This past month, Isla del Sabalo has been kicking out some very large "baby" Tarpon. Anglers have been reporting that these resident Tarpon are averaging 15 - 30 pounds on some days. This is an incredibly healthy fishery, and it shows this quality by the massive girth of these Tarpon. Gin-clear flats to extensive mangrove-lined river systems, this destination is truly amazing!

Sam Dasher of West Sac, CA with a "baby" Tarpon

Tuesday, August 19, 2008

Trip Report: Nicholas Dean Lodge - Day 2

The day began with a hearty breakfast of blue berry pancakes and expectations of a great day. Just as the day before, we made our way out to the Skeena in pursuit of chrome commanders. The weather was spectacular… for a picnic. After we landed at our first spot of the day our group spread out and began working the water. Like clockwork I heard FISH ON from down the bar, Ray was hooked up on a pink salmon. Not too much longer another call came out, FISH ON, yet another pink hooked by John. We thought the day was going to be banner, unfortunately, that was the last of the action we saw for a while. After some time of not hooking any fish our guides had us load up and we moved to another bar.

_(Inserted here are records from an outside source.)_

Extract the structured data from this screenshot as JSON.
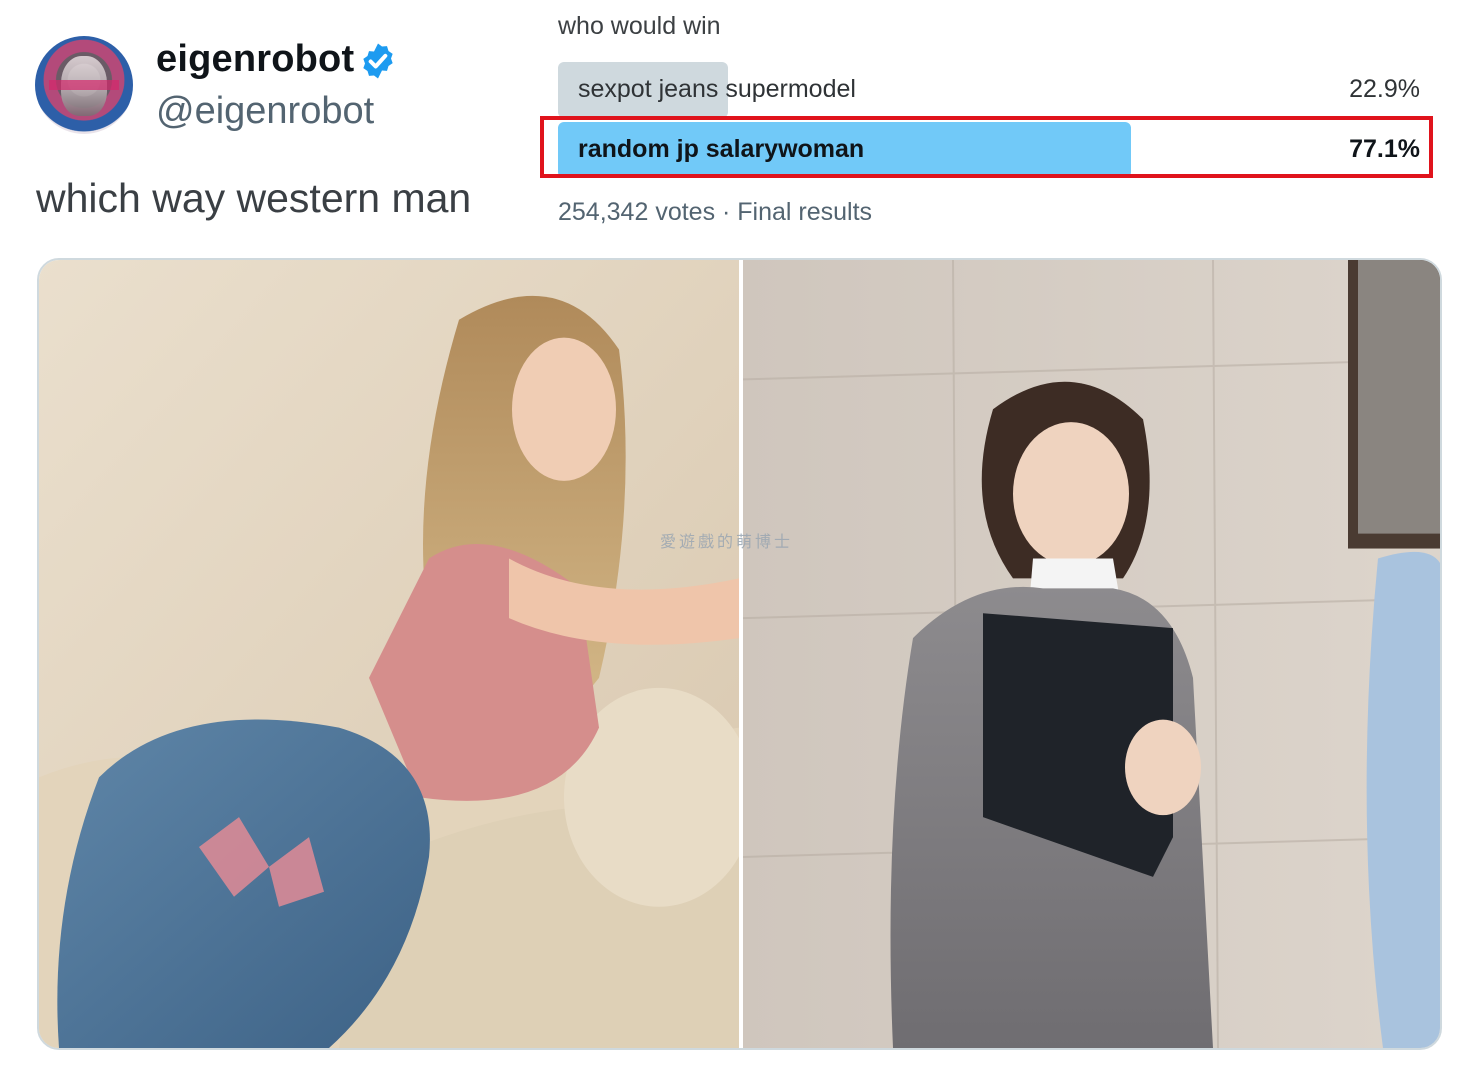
{
  "tweet": {
    "display_name": "eigenrobot",
    "handle": "@eigenrobot",
    "verified": true,
    "verified_icon": "verified-badge-icon",
    "text": "which way western man"
  },
  "poll": {
    "question": "who would win",
    "options": [
      {
        "label": "sexpot jeans supermodel",
        "percent_text": "22.9%",
        "fraction": 0.229,
        "winner": false
      },
      {
        "label": "random jp salarywoman",
        "percent_text": "77.1%",
        "fraction": 0.771,
        "winner": true
      }
    ],
    "meta": "254,342 votes · Final results"
  },
  "media": {
    "left_photo": "jeans-model-photo",
    "right_photo": "office-worker-photo"
  },
  "watermark": "愛遊戲的萌博士",
  "colors": {
    "winner_bar": "#71c9f8",
    "loser_bar": "#cfd9de",
    "highlight": "#e0131c",
    "verified": "#1d9bf0"
  }
}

It was some time before we hooked another fish at our new spot. The day was tougher, we meticulously worked the water with little success. Fishing on the Skeena is very unique, the fish come to you! For most traditional steelheaders it is hard to deal with because you literally wait for fish to come to you. The fish were not on the move like they were the day before. As we continued to fish we did pick up a fish here and there. I must say that during the doldrums there was plenty to laugh and joke about (pronounced aboot) with the guys. The group is made up of an eclectic and eccentric group of guys, Mike, Bob, Ray, George John and myself… what a group. My sides hurt from laughing with these guys, it does help pass the time from when fish are moving through.

By later afternoon we still hadn’t hooked many fish and then out of nowhere, on the same cast made a thousand times before, John hooks up with a screamer. In no time he was in the backing with a spastic steelhead bound and determined to spit the fly. After an honorable battle John concurred, and at his feet lay a black and white bullet. This fish was a magnificent specimen, with a cut lateral line and not a spec of color on her. What a hoot!

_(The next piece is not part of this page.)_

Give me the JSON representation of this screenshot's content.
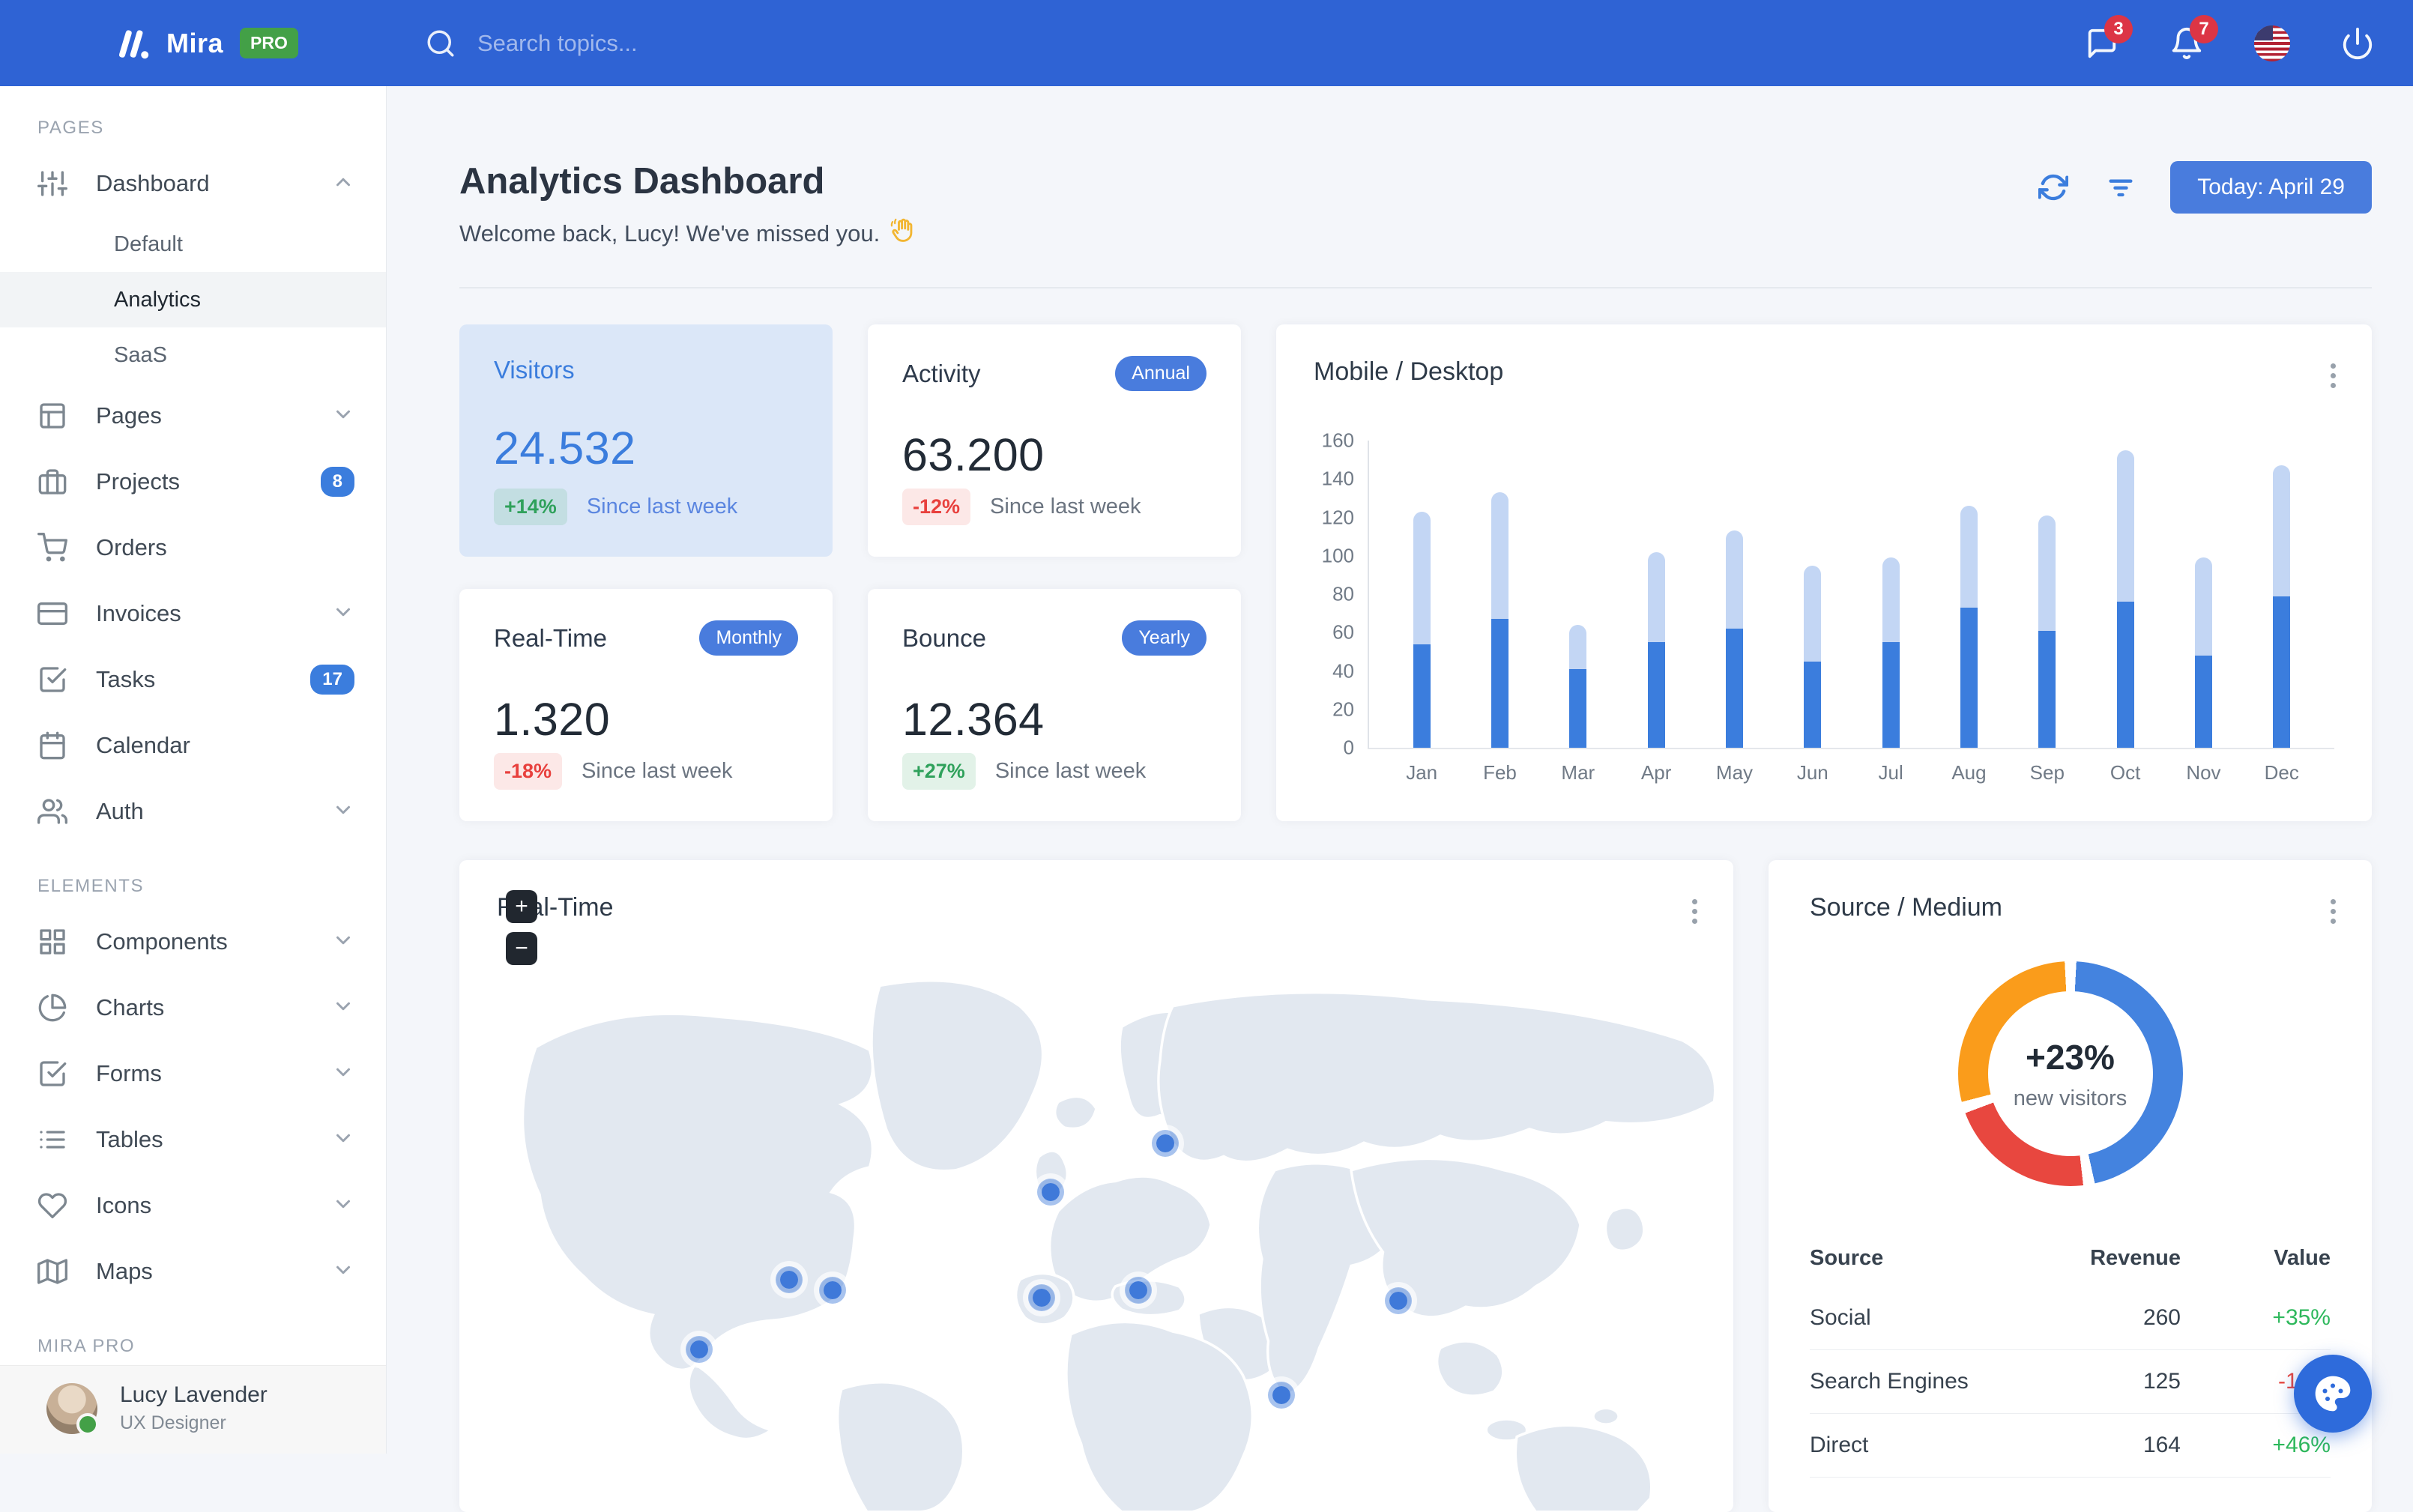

Shortly after his steelhead was landed another kamikaze chromer was hooked and immediately ran for the opposite bank. This fish was landed, photographed and released. The action started to pick up a little with more salmon being caught, with the action came a few rain showers and some spectacular skies.

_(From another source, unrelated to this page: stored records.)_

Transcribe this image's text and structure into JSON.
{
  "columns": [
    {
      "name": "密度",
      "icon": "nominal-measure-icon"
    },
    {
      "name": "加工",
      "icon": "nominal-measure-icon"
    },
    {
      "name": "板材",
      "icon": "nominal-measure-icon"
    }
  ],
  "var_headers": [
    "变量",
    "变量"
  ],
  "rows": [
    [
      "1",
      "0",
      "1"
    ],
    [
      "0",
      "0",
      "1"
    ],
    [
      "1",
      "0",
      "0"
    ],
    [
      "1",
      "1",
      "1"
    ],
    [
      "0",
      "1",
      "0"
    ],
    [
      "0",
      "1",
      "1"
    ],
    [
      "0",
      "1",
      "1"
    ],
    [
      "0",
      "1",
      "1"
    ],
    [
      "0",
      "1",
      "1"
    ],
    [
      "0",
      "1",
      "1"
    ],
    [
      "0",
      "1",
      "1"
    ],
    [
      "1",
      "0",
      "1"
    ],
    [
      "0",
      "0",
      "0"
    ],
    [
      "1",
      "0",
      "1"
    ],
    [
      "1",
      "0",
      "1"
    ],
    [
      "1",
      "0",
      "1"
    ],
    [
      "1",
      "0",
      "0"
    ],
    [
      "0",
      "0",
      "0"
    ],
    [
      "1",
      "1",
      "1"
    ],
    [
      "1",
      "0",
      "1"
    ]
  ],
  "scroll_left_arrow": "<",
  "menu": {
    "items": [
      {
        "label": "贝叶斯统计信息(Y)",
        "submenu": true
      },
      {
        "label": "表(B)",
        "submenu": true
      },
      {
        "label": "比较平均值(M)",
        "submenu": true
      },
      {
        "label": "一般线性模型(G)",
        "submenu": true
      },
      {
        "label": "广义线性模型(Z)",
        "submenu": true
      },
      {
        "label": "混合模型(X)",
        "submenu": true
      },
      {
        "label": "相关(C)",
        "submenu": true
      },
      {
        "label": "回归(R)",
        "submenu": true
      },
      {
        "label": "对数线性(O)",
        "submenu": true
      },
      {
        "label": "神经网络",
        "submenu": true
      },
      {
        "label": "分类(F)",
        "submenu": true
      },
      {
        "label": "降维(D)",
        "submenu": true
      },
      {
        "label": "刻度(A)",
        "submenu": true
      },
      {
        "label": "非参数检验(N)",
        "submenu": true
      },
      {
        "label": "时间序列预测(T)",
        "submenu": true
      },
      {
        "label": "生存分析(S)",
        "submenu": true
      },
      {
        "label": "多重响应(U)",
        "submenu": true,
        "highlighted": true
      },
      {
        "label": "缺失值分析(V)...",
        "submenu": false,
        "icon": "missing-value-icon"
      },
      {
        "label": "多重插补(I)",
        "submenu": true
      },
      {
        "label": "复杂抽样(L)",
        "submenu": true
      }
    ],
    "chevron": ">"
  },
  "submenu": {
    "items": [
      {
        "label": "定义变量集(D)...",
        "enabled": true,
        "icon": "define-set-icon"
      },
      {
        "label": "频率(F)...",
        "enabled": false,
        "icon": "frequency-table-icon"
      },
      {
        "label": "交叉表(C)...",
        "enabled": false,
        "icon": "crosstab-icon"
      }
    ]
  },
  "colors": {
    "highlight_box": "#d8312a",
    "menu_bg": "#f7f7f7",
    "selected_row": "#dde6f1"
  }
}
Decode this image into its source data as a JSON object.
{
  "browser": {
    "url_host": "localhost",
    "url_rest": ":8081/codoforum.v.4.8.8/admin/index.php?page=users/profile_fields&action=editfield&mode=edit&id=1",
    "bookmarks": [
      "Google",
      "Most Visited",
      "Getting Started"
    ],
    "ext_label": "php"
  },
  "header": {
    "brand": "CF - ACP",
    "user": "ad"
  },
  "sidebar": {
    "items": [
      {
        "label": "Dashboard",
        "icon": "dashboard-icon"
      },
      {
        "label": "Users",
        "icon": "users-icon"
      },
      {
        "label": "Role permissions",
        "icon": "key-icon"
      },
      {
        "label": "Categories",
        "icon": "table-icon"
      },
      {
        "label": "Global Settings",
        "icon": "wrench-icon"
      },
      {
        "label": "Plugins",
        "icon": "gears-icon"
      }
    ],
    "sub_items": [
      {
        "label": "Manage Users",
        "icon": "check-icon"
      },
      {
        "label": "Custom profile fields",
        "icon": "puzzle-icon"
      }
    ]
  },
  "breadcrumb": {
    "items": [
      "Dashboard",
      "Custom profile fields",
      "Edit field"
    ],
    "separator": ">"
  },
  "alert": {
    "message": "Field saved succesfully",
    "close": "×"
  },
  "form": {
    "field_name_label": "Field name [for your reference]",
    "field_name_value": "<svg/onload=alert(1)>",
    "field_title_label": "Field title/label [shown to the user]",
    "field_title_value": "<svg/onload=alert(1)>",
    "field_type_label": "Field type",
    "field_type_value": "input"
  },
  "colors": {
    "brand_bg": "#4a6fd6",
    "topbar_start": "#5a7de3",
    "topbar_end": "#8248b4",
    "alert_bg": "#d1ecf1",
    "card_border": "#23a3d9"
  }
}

Overall the day’s goals were met, we had a great day and caught fish. Dinner and the evening gathering was a true highlight with excellent food and hilarious conversations.

Tomorrow is another day, currently it is raining buckets and a little cooler. If the rain holds off some of us my head to the Copper river to swing for behemoth steelhead. Tomorrow is another day….

Monday, August 18, 2008

Trip Report: Nicholas Dean Lodge - Day 1

Fishing Day 1:

I am happy to report that our first day of fishing was a success! After a great breakfast of eggs, sausage, fruit, coffee and juice we headed to the river. The boat ramp was 10 minutes from the lodge and in no time we were on the Skeena and on step to the fishing grounds. During our 10 minute boat ride we were immediately taken back by the enormous mountains that surrounded us. Not to be outdone was the incredible Skeena River, with its glacier green tint, wide gravel bars and tremendous size. It is hard to convey to you how truly giant this river is. As we arrived at our fishing spot we were greeted with bald eagles and a few black bears. As a few clouds passed by they graced us with a light sprinkle… the mood was perfect.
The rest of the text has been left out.